看護診断 (Nursing Diagnosis): 「感染リスク状態 (Risk for Infection)」が最優先。「成長発達遅延リスク状態 (Risk for Delayed Growth and Development)」も関連。
計画・実施 (Planning & Intervention): 感染予防(手洗い、マスク、個室隔離、生ワクチン接種禁忌の徹底)、免疫グロブリン補充療法の確実な実施、感染徴候の早期発見(体温、呼吸状態、皮膚、粘膜の観察)、栄養管理(高カロリー・高タンパク質)、心理的支援(長期療養、学校生活制限への対応)。

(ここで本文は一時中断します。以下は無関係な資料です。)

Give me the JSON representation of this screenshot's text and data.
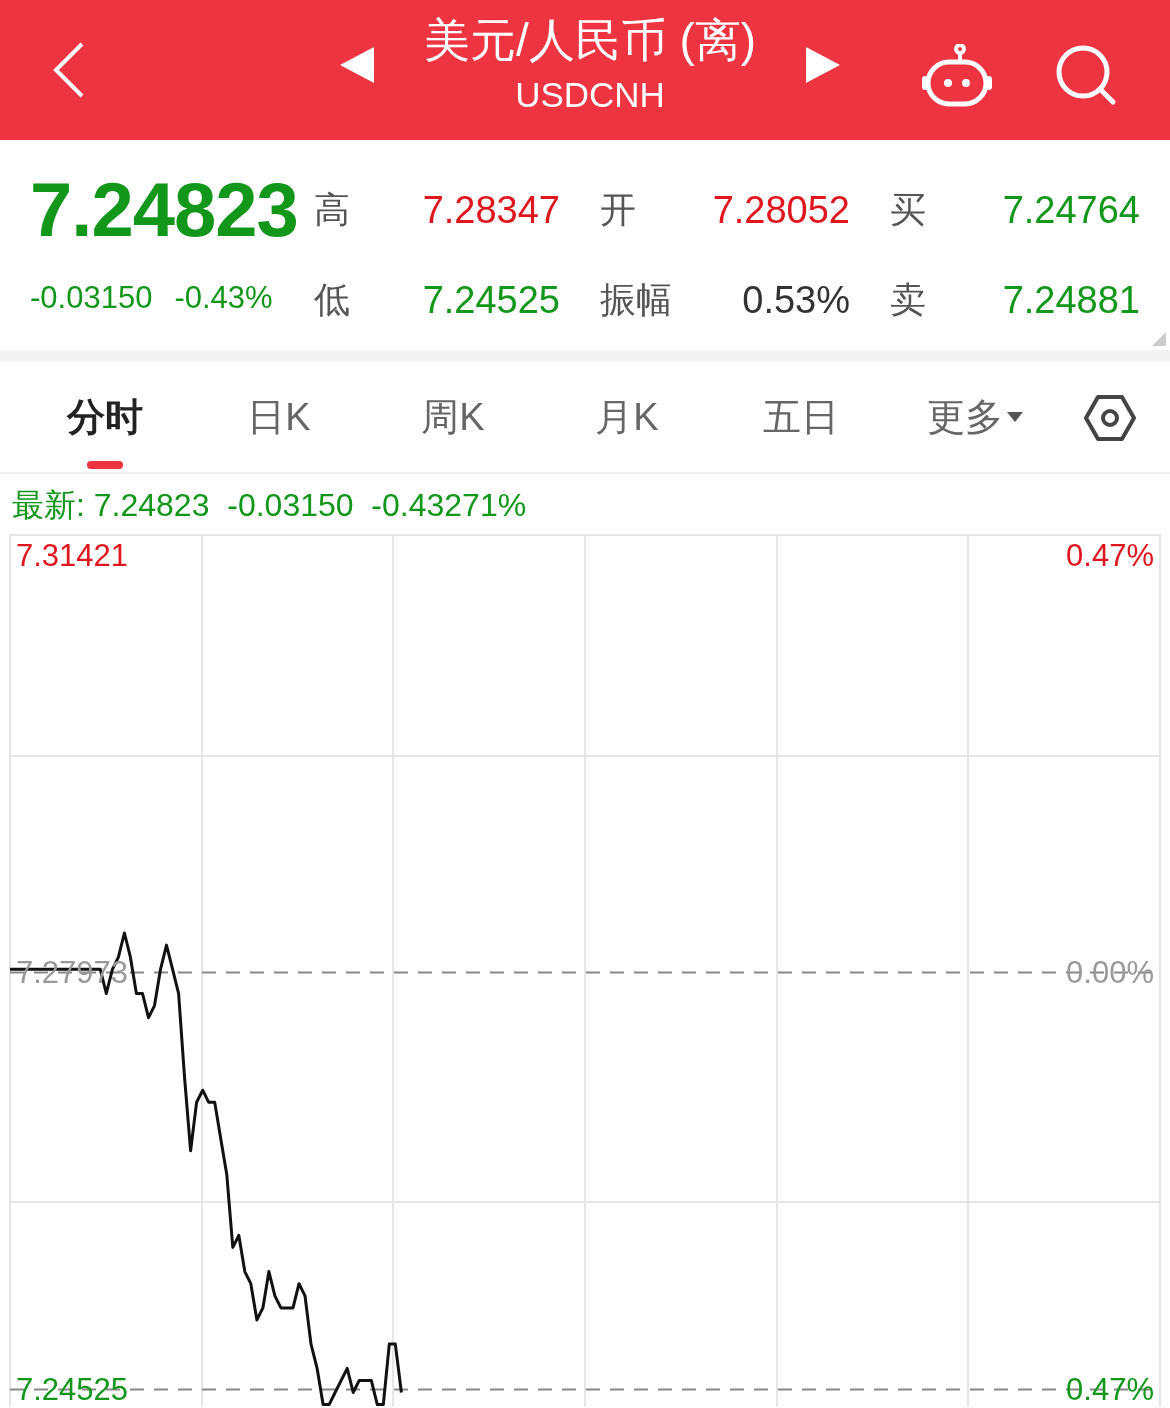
{
  "header": {
    "title": "美元/人民币 (离)",
    "symbol": "USDCNH"
  },
  "quote": {
    "price": "7.24823",
    "change": "-0.03150",
    "change_pct": "-0.43%",
    "color": "#12971b"
  },
  "stats": [
    {
      "label": "高",
      "value": "7.28347",
      "color": "#e0161e"
    },
    {
      "label": "开",
      "value": "7.28052",
      "color": "#e0161e"
    },
    {
      "label": "买",
      "value": "7.24764",
      "color": "#12971b"
    },
    {
      "label": "低",
      "value": "7.24525",
      "color": "#12971b"
    },
    {
      "label": "振幅",
      "value": "0.53%",
      "color": "#333333"
    },
    {
      "label": "卖",
      "value": "7.24881",
      "color": "#12971b"
    }
  ],
  "tabs": [
    {
      "label": "分时",
      "selected": true,
      "kind": "tab"
    },
    {
      "label": "日K",
      "selected": false,
      "kind": "tab"
    },
    {
      "label": "周K",
      "selected": false,
      "kind": "tab"
    },
    {
      "label": "月K",
      "selected": false,
      "kind": "tab"
    },
    {
      "label": "五日",
      "selected": false,
      "kind": "tab"
    },
    {
      "label": "更多",
      "selected": false,
      "kind": "dropdown"
    }
  ],
  "latest": {
    "label": "最新:",
    "price": "7.24823",
    "change": "-0.03150",
    "change_pct": "-0.43271%"
  },
  "chart": {
    "left_labels": [
      {
        "color": "#12971b"
      },
      {
        "color": "#999999"
      },
      {
        "color": "#e0161e"
      }
    ],
    "right_labels": [
      {
        "text": "0.47%",
        "color": "#e0161e"
      },
      {
        "text": "0.00%",
        "color": "#999999"
      },
      {
        "text": "0.47%",
        "color": "#12971b"
      }
    ],
    "chart_data": {
      "type": "line",
      "ylim": [
        7.2438,
        7.316
      ],
      "yticks": [
        {
          "value": 7.24525,
          "label": "7.24525"
        },
        {
          "value": 7.27973,
          "label": "7.27973"
        },
        {
          "value": 7.31421,
          "label": "7.31421"
        }
      ],
      "series": [
        {
          "color": "#111111",
          "values": [
            7.28,
            7.28,
            7.28,
            7.28,
            7.28,
            7.28,
            7.28,
            7.28,
            7.28,
            7.28,
            7.28,
            7.28,
            7.28,
            7.28,
            7.28,
            7.28,
            7.278,
            7.28,
            7.281,
            7.283,
            7.281,
            7.278,
            7.278,
            7.276,
            7.277,
            7.28,
            7.282,
            7.28,
            7.278,
            7.271,
            7.265,
            7.269,
            7.27,
            7.269,
            7.269,
            7.266,
            7.263,
            7.257,
            7.258,
            7.255,
            7.254,
            7.251,
            7.252,
            7.255,
            7.253,
            7.252,
            7.252,
            7.252,
            7.254,
            7.253,
            7.249,
            7.247,
            7.244,
            7.244,
            7.245,
            7.246,
            7.247,
            7.245,
            7.246,
            7.246,
            7.246,
            7.244,
            7.244,
            7.249,
            7.249,
            7.245,
            null,
            null,
            null,
            null,
            null,
            null,
            null,
            null,
            null,
            null,
            null,
            null,
            null,
            null,
            null,
            null,
            null,
            null,
            null,
            null,
            null,
            null,
            null,
            null,
            null,
            null,
            null,
            null,
            null,
            null,
            null,
            null,
            null,
            null,
            null,
            null,
            null,
            null,
            null,
            null,
            null,
            null,
            null,
            null,
            null,
            null,
            null,
            null,
            null,
            null,
            null,
            null,
            null,
            null,
            null,
            null,
            null,
            null,
            null,
            null,
            null,
            null,
            null,
            null,
            null,
            null,
            null,
            null,
            null,
            null,
            null,
            null,
            null,
            null,
            null,
            null,
            null,
            null,
            null,
            null,
            null,
            null,
            null,
            null,
            null,
            null,
            null,
            null,
            null,
            null,
            null,
            null,
            null,
            null,
            null,
            null,
            null,
            null,
            null,
            null,
            null,
            null,
            null,
            null,
            null,
            null,
            null,
            null,
            null,
            null,
            null,
            null,
            null,
            null,
            null,
            null,
            null,
            null,
            null,
            null,
            null,
            null,
            null,
            null,
            null,
            null
          ]
        }
      ]
    }
  }
}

評価 (Evaluation): 感染症の発症頻度が減少しているか、発熱などの感染徴候を早期に発見できているか、成長発達が年齢相応に進んでいるか。
暗記のコツ
免疫不全症候群を「どこが壊れているか(免疫細胞の種類)」で覚えましょう!
- 「B細胞が壊れる」=「抗体ができない」=
無ガンマグロブリン血症 (ガンマグロブリン=抗体、それが無い)
- 「好中球の殺菌装置(NADPHオキシダーゼ)が壊れる」=
慢性肉芽腫症 (殺菌できずに肉芽腫ができる)
- 「T細胞もB細胞も両方壊れる」=
重症複合免疫不全症 (SCID) (最重症、T+B両方ダメ=Severe Combined)
- 「T細胞が壊れて、毛細血管も拡張し、運動失調も起こる」=
毛細血管拡張性運動失調症 (3つの特徴をセットで!)
- 「T細胞が壊れて、血小板も少なく、湿疹もできる」=
ウィスコット・アルドリッチ症候群 (血小板減少で出血しやすい!)
国試頻出ポイント
原発性免疫不全症候群は、
「どの免疫細胞が障害されるか」と「その結果どんな感染症にかかりやすいか」をセットで問われる頻出テーマです。選択肢で与えられた疾患名と、問題文で問われている免疫系の部位(B細胞、T細胞、食細胞など)を正しく対応させることが鍵。また、
重症複合免疫不全症 (SCID) は新生児マススクリーニングの対象疾患としても重要です。治療(造血幹細胞移植、酵素補充療法、遺伝子治療)や看護(生ワクチン禁忌、輸血時の注意点:サイトメガロウイルス陰性・放射線照射血の使用)も併せて学習しましょう。
出題パターン注意!
このテーマは、単純な知識問題(「B細胞の障害が主体の疾患はどれか?」)に加えて、事例問題としても出題されます。
例:「生後8か月の男児。反復性の中耳炎、肺炎を発症。血清免疫グロブリン値が著しく低下。この患児に最も考えられる疾患はどれか?」→
無ガンマグロブリン血症
例:「3歳男児。湿疹、血小板減少、反復性感染症の既往。この患児にみられる可能性が高い免疫異常はどれか?」→
ウィスコット・アルドリッチ症候群
問題文から、年齢、発症時期、感染の種類(細菌 vs ウイルス vs 真菌)、随伴症状(湿疹、出血傾向、神経症状、血管拡張)を読み取り、どの免疫不全症候群かを絞り込む練習をしておきましょう。